In humor on 13/09/2023 at 10:56 AM

Querido Brógui,

Impossível não amar André. Nos conhecemos na escola, calhou de pegarmos os mesmos horários e logo fizemos um grupo divertidíssimo. Isso foi na época em que ainda conseguíamos ter “tempo vago” e fortalecer os laços de amizade com colegas e alunos.

Fazíamos churrascos no pátio depois do horário. Celso trazia o violão, que tocava muito mal, mas era bom. Cantávamos “Stand By Me” até cansar.

As lembranças são tantas, e sempre alegres.

André vivia com leveza. Não levava a vida cruel muito a sério. Tinha uma máximas que aprendi com ele e de vez em quando repito para mim. Não dava a mínima pra dinheiro, mas gostava de se aproveitar dele, curtindo o prazer de gastar fazendo viagens com a família, tomar seu chopp, vivendo a vida.

“Quando eu morrer, vou estar um mês na frente do Itaú.” Isso ele falou quando questionei essa história de cheque especial.

“Não tenho dinheiro, mas tenho crédito.” Quando roubaram seus cartões e meteram um monte de compras com valor altíssimo.

“É simples assim.” Quando finalizava uma discussão profunda.

Quando Claudinha começou a dirigir e comprou uma Fiat que tinha só uma luz de ré, ele disse que carro barato era uma merda. Economizavam numa lâmpada, imagine no resto.

Denise comprou um carro sem ar condicionado quando se separou. “Carro sem ar condicionado? Quando dava a mais na prestação? Por que não me disse? Eu inteirava pra você essa mixaria.” Generoso sempre.

“Como é que é? Você chamou a mim e ao Jorge pra ir com você no caixa eletrônico pra tirar dez reais? Pra que escolta?”

Churrasquinho de gato sentados em banco de plástico na beira da Maxwell. Camarão de criadouro num restaurante lá na Barra porque era o único que não dava alergia. Pizza na esquina, no restaurante que ele batizou de “Marcinha” não lembro por que.

O nascimento de Helena e Betina. Alegria de ser pai. Passando das fraldas, às festinhas. Comparecendo e exercendo a paternidade como uma escolha. “Só tive filhos quando eu quis, não foi acidente.” O orgulho de ter meninas, tendo sido criado num universo feminino.
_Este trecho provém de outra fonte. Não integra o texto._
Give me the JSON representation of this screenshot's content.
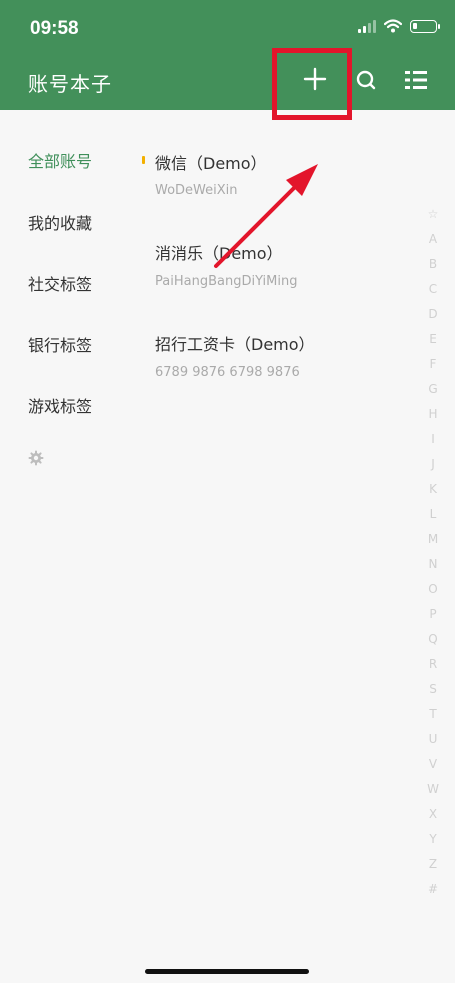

“Não gosto de conversa de homem. Mulher é muito mais legal.”

Seu universo feminino. Criado pela mãe, uma irmã, professor (nas escolas, a maioria é mulher), a melhor amiga Cristina. Duas filhas e a Adriana.
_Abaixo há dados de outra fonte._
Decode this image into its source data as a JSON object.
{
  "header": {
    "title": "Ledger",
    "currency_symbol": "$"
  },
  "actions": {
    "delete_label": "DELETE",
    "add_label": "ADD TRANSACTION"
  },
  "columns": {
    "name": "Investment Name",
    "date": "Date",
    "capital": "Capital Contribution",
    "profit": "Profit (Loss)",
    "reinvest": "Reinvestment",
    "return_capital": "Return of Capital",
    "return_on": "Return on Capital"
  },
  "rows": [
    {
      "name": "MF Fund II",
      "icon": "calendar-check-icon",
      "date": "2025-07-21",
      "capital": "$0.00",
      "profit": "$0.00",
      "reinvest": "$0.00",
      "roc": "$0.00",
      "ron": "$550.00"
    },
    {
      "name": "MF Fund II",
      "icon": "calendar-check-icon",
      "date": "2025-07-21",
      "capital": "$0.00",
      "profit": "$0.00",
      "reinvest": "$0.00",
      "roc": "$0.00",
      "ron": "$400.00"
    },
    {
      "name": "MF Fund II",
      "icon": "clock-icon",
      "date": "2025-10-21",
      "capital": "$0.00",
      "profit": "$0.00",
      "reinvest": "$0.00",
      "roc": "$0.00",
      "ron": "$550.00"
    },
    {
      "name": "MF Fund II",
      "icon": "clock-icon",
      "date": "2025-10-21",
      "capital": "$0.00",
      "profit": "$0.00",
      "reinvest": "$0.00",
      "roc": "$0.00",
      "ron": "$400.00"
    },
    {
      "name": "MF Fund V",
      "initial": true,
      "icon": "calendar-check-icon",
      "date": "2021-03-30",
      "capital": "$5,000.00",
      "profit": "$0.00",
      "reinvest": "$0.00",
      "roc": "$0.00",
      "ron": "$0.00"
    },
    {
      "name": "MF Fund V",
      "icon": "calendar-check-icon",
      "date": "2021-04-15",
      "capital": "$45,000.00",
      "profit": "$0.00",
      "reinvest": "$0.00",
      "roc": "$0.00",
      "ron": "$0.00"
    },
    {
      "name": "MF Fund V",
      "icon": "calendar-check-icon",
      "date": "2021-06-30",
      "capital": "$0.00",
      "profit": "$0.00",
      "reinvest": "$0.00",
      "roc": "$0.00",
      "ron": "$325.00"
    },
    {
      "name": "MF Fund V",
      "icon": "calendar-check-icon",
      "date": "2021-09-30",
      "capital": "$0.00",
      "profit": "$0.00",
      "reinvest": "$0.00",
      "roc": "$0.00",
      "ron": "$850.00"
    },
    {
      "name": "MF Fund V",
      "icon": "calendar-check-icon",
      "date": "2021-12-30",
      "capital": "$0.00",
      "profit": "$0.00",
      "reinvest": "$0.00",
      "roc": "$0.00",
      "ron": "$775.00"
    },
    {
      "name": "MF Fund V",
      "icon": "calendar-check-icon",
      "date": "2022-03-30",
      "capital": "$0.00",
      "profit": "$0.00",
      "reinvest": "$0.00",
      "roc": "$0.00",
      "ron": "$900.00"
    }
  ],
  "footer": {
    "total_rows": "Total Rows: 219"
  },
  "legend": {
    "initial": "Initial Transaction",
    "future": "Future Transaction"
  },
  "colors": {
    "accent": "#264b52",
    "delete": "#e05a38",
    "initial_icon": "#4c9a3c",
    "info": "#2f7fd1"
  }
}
“Eu não namorei a Adriana. Eu casei com ela.” Depois de uma viagem pro nordeste, decidiu que ia casar com a Adriana, sua prima e a quem conhecia desde criança. Casou e ficou bem casado. “Casamento é bom.”

Preciso comprar uma coisa no shopping. “Bora. Adoro gastar o dinheiro dos outros.”
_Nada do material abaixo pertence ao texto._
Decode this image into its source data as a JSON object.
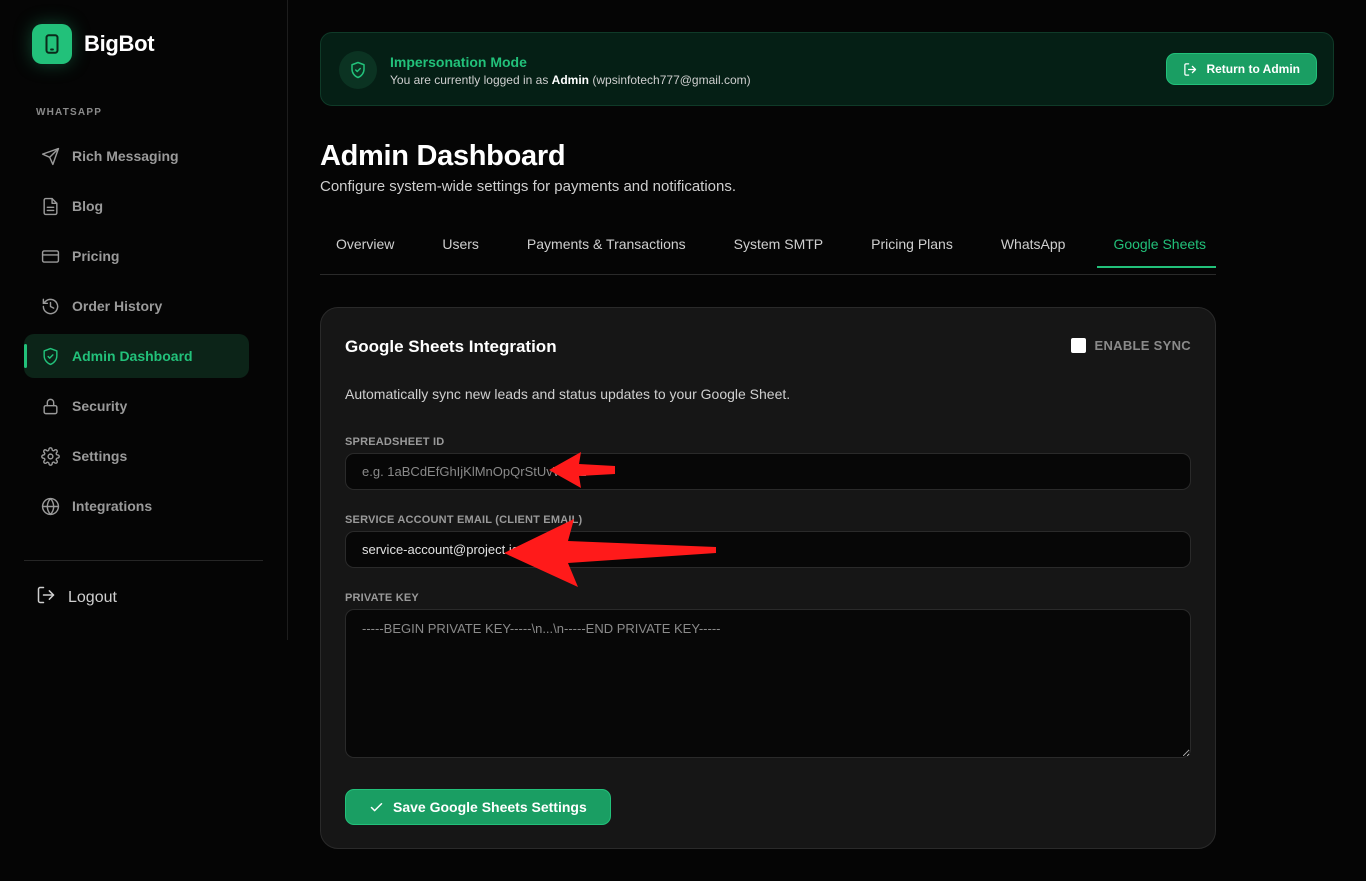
{
  "brand": {
    "name": "BigBot",
    "logo_icon": "phone-icon",
    "accent": "#22c17a"
  },
  "sidebar": {
    "section_label": "WHATSAPP",
    "items": [
      {
        "label": "Rich Messaging",
        "icon": "send-icon",
        "active": false
      },
      {
        "label": "Blog",
        "icon": "document-icon",
        "active": false
      },
      {
        "label": "Pricing",
        "icon": "credit-card-icon",
        "active": false
      },
      {
        "label": "Order History",
        "icon": "history-icon",
        "active": false
      },
      {
        "label": "Admin Dashboard",
        "icon": "shield-check-icon",
        "active": true
      },
      {
        "label": "Security",
        "icon": "lock-icon",
        "active": false
      },
      {
        "label": "Settings",
        "icon": "gear-icon",
        "active": false
      },
      {
        "label": "Integrations",
        "icon": "globe-icon",
        "active": false
      }
    ],
    "logout_label": "Logout"
  },
  "banner": {
    "title": "Impersonation Mode",
    "text_prefix": "You are currently logged in as",
    "user_name": "Admin",
    "user_email": "(wpsinfotech777@gmail.com)",
    "button_label": "Return to Admin"
  },
  "header": {
    "title": "Admin Dashboard",
    "subtitle": "Configure system-wide settings for payments and notifications."
  },
  "tabs": [
    {
      "label": "Overview",
      "active": false
    },
    {
      "label": "Users",
      "active": false
    },
    {
      "label": "Payments & Transactions",
      "active": false
    },
    {
      "label": "System SMTP",
      "active": false
    },
    {
      "label": "Pricing Plans",
      "active": false
    },
    {
      "label": "WhatsApp",
      "active": false
    },
    {
      "label": "Google Sheets",
      "active": true
    }
  ],
  "card": {
    "title": "Google Sheets Integration",
    "sync_label": "ENABLE SYNC",
    "sync_checked": false,
    "description": "Automatically sync new leads and status updates to your Google Sheet.",
    "spreadsheet_label": "SPREADSHEET ID",
    "spreadsheet_placeholder": "e.g. 1aBCdEfGhIjKlMnOpQrStUvWxYz",
    "spreadsheet_value": "",
    "email_label": "SERVICE ACCOUNT EMAIL (CLIENT EMAIL)",
    "email_value": "service-account@project.iam.gserviceaccount.com",
    "private_key_label": "PRIVATE KEY",
    "private_key_placeholder": "-----BEGIN PRIVATE KEY-----\\n...\\n-----END PRIVATE KEY-----",
    "save_label": "Save Google Sheets Settings"
  },
  "annotations": {
    "arrow_color": "#ff1a1a"
  }
}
“Parei de beber depois que invadi o quarto de uma tia.” Era chegado numa birita, mas teve um episódio traumatizante do qual não lembro os detalhes, mas que culminou na sua decisão. “Parei de fumar. Mas parei com o maço no meio e deixava ele ali, olhando pra minha cara.” Decisão e força.

“Comprei um carro pra Adriana. Tinha escolhido outro, mas entrei na loja de chinelo e não veio um candango me atender. Entrei na loja do lado, peguei outro e voltei na primeira só pra dizer que preto de chinelo também tem dinheiro.” Boa!

“Não tem amor ao pau.” Sobre homens que ficam trocando de parceiras o tempo todo e sem camisinha.

Um fulano no banheiro mandou ele lavar as mãos. “Eu peguei no meu pau, não foi no seu. E lavei as mãos antes de pegar nele. Você lavou antes de pegar no seu?” Sensacional!

“Faço tudo, menos trocar fraldas. Isso é com a Adriana. Não sei.” Perguntei a ele se a Adriana tinha nascido sabendo. Ele ficou me olhando em silêncio e, na próxima vez que nos encontramos, ele falou que tinha trocado a Helena e dado uma chuveirada no bumbum dela. “Esse negócio de lencinho é muito nojento. Chuveiro no rabo é melhor.” André, sempre aprendendo e repensando, como quando disse que não queria bebê pelado dentro de casa. Perguntei se ele já tinha usado um absorvente alguma vez na vida. Multiplique o calor do absorvente pensando numa fralda. Sacou? “Saquei. Por isso que a pele fica irritada” E a criança também.

“Você parecia uma azeitona presa num palito.” Na época que eu estava muito magra e ele dizia que eu tinha um cabeção.

Não o via há anos. Não trabalhávamos mais na mesma escola e a pandemia deu mais uma quebrada. De vez em quando nos falávamos. Não tanto como eu gostaria. Sua morte me ensinou mais essa lição. Estar presente sem pensar que temos todo o tempo do mundo. Não temos.